Contact:
Kirk Herbertson
Kirk@earthrights.org
(202) 4665188 x113

January 23, 2019- Yesterday, the United States District Court for the Northern District of California dismissed all claims under the Racketeer Influenced and Corrupt Organizations Act (RICO) in the case brought by Canadian logging company Resolute Forest Products against Greenpeace Inc., Greenpeace Fund, Greenpeace International, Stand.earth, and five individual defendants. The case was dismissed in full against Stand.earth, Greenpeace Fund, and two individual defendants. The court also dismissed over 200 other claims, leaving only a tiny piece of its sweeping case alive against Greenpeace Inc., Greenpeace International, and three individual defendants.

This baseless racketeering case is Resolute’s second attempt to silence their critics using a Strategic Lawsuit Against Public Participation (SLAPP). The court allowed narrow, non-RICO claims to proceed based on only two of 296 claimed misstatements. The remaining defendants are confident that they will prevail once evidence is presented, because their statements were based on the best available science. The court also ordered that Resolute must pay legal fees and costs for some  of the claims that were dismissed.

Although Resolute is relatively unknown in the United States, the company is widely recognized in its home country of Canada as the world’s largest producer of newsprint. For years, environmentalists have accused Resolute of unsustainable logging practices in Canada’s boreal forest, a region that is home to indigenous peoples and diverse wildlife.

EarthRights International attorneys serves as consulting counsel to Greenpeace USA. As a founding member of the Protect the Protest task force, EarthRights International works alongside Greenpeace and Stand.earth to end the use of RICO and other SLAPP tactics against public interest organizations.

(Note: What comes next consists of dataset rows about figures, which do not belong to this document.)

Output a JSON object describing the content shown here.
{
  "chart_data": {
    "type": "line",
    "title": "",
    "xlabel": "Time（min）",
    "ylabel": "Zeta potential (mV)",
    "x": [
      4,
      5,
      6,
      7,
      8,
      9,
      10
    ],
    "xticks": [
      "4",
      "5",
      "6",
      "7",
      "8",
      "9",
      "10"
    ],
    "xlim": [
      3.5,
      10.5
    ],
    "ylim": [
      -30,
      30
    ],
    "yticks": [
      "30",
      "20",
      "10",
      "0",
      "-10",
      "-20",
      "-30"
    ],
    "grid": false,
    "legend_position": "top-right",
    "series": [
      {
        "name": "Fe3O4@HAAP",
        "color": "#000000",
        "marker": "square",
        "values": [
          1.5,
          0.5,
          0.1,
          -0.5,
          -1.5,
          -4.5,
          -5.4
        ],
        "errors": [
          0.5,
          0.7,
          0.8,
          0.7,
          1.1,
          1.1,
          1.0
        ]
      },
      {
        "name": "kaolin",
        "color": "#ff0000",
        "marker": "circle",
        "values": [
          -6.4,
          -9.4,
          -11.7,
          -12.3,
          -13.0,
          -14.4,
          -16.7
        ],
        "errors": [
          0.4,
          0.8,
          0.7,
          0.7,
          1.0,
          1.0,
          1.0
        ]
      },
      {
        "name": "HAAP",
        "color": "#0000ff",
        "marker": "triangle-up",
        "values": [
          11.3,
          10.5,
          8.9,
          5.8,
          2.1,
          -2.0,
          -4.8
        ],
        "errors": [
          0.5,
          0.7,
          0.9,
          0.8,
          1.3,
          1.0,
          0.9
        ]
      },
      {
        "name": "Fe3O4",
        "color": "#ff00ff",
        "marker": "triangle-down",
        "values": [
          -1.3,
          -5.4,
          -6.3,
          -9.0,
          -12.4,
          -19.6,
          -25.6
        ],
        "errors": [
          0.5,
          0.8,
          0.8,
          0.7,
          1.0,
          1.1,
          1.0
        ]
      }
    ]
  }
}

While the court has recognized the baselessness of Resolute’s racketeering claims, other corporations, like Energy Transfer – the company behind the fraught Dakota Access Pipeline – are using the same tactics to try to silence and intimidate critics. Greenpeace USA as well as Native American organizer Krystal Two Bulls face a $900 million SLAPP filed by Energy Transfer. EarthRights International also represents Ms. Two Bulls in that case. (read more about the case here).


Statements:

“Companies like Resolute have always tried to use their money and power to scare their critics into silence. Nobody likes a bully, and the Resolute court decision shows that these legal bullying tactics will not prevail. Now, more than ever, we are committed to defending the free speech rights of individuals and organizations like Greenpeace, and so many others, that our democracy and our planet depend upon.”  
Katie Redford, Co-founder and Director of EarthRights International

“In addition to dismissing most of the case, the judge’s decision to throw out the abusive racketeering claims is a positive development and a win for advocacy. From day one, it was clear Resolute intended to bully legitimate advocacy organizations and forest defenders by abusing laws designed to curtail the mafia. The judge made it clear this would not be tolerated.”
Tom Wetterer, Greenpeace USA General Counsel

Background:

In 2013, Resolute Forest Products filed a CAD$7 million defamation case against Greenpeace Canada and two staff members in Ontario, which is still pending.

On May 31, 2016, Resolute filed a lawsuit for CAD$300 million (approximately US$239 million) in the U.S. District Court for the Southern District of Georgia, alleging violations of the Racketeer Influenced and Corrupt Organizations Act (RICO) and other claims against Greenpeace International, Greenpeace, Inc., Greenpeace Fund, Inc., Stand.earth (formerly ForestEthics), and five individual staff members of these independent organizations.

The case was transferred to the Northern District of California on May 16, 2017, when Resolute failed to demonstrate that the case had enough connection to Georgia. On October 16, 2017, the U.S. District Court for Northern California dismissed all of the logging company’s claims with leave to amend. Less than a month later, Resolute’s lawyers filed a repackaged version of the same meritless claims, and Greenpeace and the other defendants moved to dismiss

New York City-based law firm Kasowitz Benson Torres LLP, a law firm with deep ties to Donald Trump, is representing Resolute in this SLAPP. Kasowitz is also helping another company, Energy Transfer, to bring a SLAPP against Greenpeace and others using the RICO statute.

The Racketeer Influenced and Corrupt Organizations (RICO) Act is a powerful and sweeping law that allows civil parties (as well as federal prosecutors) to take action against racketeering activity. Since the law is directed at criminal acts, it is punitive in nature and allows civil parties to recover triple the amount of damages they suffered, and to hold defendants responsible for the actions of other members of a criminal conspiracy. If abused, therefore, RICO provides a uniquely powerful means of criminalizing dissent. Corporations rely on RICO to smear these groups as “criminal enterprises,” while claiming exorbitant damages for the “harm” they claim to have suffered.